PUBLIC HEALTH IMPLICATIONS
For most measures of access, adults enrolled in Medicaid fared similarly to their privately insured peers, after we accounted for differences in demographics and baseline health status. As many southern states continue to evaluate if and how to provide health insurance for low-income adults, policymakers are considering increasing their states’ reliance on private coverage. Meanwhile, officials in some states that have already expanded Medicaid are now proposing to repeal or significantly modify the expansion, further raising the stakes for understanding the impact of these different types of coverage for low-income adults.35 Our results suggest that, although some tradeoffs in specialty access and affordability may exist between Medicaid and private insurance, coverage expansions to low-income adults will likely lead to substantial gains in overall access to quality health care, regardless of whether that coverage is private or public insurance.
ACKNOWLEDGMENTS
This project was supported by a research grant from The Commonwealth Fund and a career development grant (K02HS021291) from the Agency on Healthcare Research and Quality.

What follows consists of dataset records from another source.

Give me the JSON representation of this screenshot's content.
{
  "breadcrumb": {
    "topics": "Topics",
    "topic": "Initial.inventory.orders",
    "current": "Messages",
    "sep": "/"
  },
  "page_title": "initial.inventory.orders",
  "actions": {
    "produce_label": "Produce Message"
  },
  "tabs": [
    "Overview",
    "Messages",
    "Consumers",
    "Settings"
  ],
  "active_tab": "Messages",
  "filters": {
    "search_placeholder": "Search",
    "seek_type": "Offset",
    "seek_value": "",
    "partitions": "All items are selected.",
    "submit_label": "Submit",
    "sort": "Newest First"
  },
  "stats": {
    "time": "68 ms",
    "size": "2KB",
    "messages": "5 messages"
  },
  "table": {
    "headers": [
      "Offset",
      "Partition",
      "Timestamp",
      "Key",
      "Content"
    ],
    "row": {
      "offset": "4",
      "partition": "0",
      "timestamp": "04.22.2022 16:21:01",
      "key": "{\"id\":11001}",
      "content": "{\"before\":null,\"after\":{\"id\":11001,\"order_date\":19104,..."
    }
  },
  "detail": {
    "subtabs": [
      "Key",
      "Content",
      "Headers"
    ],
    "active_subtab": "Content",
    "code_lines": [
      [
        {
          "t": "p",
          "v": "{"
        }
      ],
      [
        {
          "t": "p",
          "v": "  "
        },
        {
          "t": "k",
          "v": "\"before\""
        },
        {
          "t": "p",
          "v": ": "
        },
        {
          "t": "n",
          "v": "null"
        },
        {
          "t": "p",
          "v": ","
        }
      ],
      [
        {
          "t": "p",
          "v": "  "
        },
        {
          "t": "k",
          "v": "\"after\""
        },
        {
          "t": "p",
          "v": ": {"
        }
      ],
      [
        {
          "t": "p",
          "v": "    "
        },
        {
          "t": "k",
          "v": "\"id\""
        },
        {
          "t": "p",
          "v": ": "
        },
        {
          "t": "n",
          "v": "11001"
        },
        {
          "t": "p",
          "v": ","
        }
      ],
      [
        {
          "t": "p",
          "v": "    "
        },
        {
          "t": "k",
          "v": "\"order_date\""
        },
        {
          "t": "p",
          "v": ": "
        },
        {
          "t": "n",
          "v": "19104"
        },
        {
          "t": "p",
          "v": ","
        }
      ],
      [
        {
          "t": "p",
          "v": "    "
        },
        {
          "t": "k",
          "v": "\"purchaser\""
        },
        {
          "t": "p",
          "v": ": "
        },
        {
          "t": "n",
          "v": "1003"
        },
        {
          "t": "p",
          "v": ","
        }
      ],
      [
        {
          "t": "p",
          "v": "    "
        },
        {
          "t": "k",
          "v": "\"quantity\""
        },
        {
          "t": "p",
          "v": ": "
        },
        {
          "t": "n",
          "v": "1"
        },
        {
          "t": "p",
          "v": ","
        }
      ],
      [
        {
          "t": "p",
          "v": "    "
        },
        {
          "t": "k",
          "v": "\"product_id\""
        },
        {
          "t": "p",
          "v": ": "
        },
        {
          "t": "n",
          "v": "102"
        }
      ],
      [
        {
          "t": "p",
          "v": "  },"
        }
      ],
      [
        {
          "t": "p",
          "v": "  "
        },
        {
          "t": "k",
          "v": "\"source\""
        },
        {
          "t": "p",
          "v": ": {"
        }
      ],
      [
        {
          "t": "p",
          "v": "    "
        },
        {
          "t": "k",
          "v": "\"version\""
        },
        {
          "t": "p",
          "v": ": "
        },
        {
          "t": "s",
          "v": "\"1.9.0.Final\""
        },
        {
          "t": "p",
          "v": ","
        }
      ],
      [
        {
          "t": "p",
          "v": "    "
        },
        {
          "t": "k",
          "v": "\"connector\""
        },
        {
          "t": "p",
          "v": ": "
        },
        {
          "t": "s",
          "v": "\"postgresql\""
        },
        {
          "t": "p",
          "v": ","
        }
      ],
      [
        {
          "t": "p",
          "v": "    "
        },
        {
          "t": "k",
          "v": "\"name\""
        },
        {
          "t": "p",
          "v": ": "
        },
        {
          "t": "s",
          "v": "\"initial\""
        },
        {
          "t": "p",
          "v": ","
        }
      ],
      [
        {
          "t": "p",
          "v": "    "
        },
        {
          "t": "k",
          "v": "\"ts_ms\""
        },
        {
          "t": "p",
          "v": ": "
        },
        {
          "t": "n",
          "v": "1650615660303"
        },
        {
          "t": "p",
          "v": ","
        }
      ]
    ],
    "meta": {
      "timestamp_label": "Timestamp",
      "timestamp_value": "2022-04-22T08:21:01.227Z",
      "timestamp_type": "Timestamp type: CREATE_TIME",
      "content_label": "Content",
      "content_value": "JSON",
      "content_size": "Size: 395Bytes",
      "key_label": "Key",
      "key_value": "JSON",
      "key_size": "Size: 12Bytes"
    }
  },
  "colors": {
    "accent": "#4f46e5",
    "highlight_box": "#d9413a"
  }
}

Note. B. D. Sommers currently serves part time as an advisor in the Office of the Assistant Secretary for Planning and Evaluation at the US Department of Health and Human Services. The views presented here are those of the authors and do not necessarily represent those of the Department of Health and Human Services, Agency on Healthcare Research and Quality, or The Commonwealth Fund.
HUMAN PARTICIPANT PROTECTION
The investigators only had access to de-identified data processed by the survey vendor after survey administration was complete, and the study protocol was exempted as non–human participant research by the Harvard institutional review board.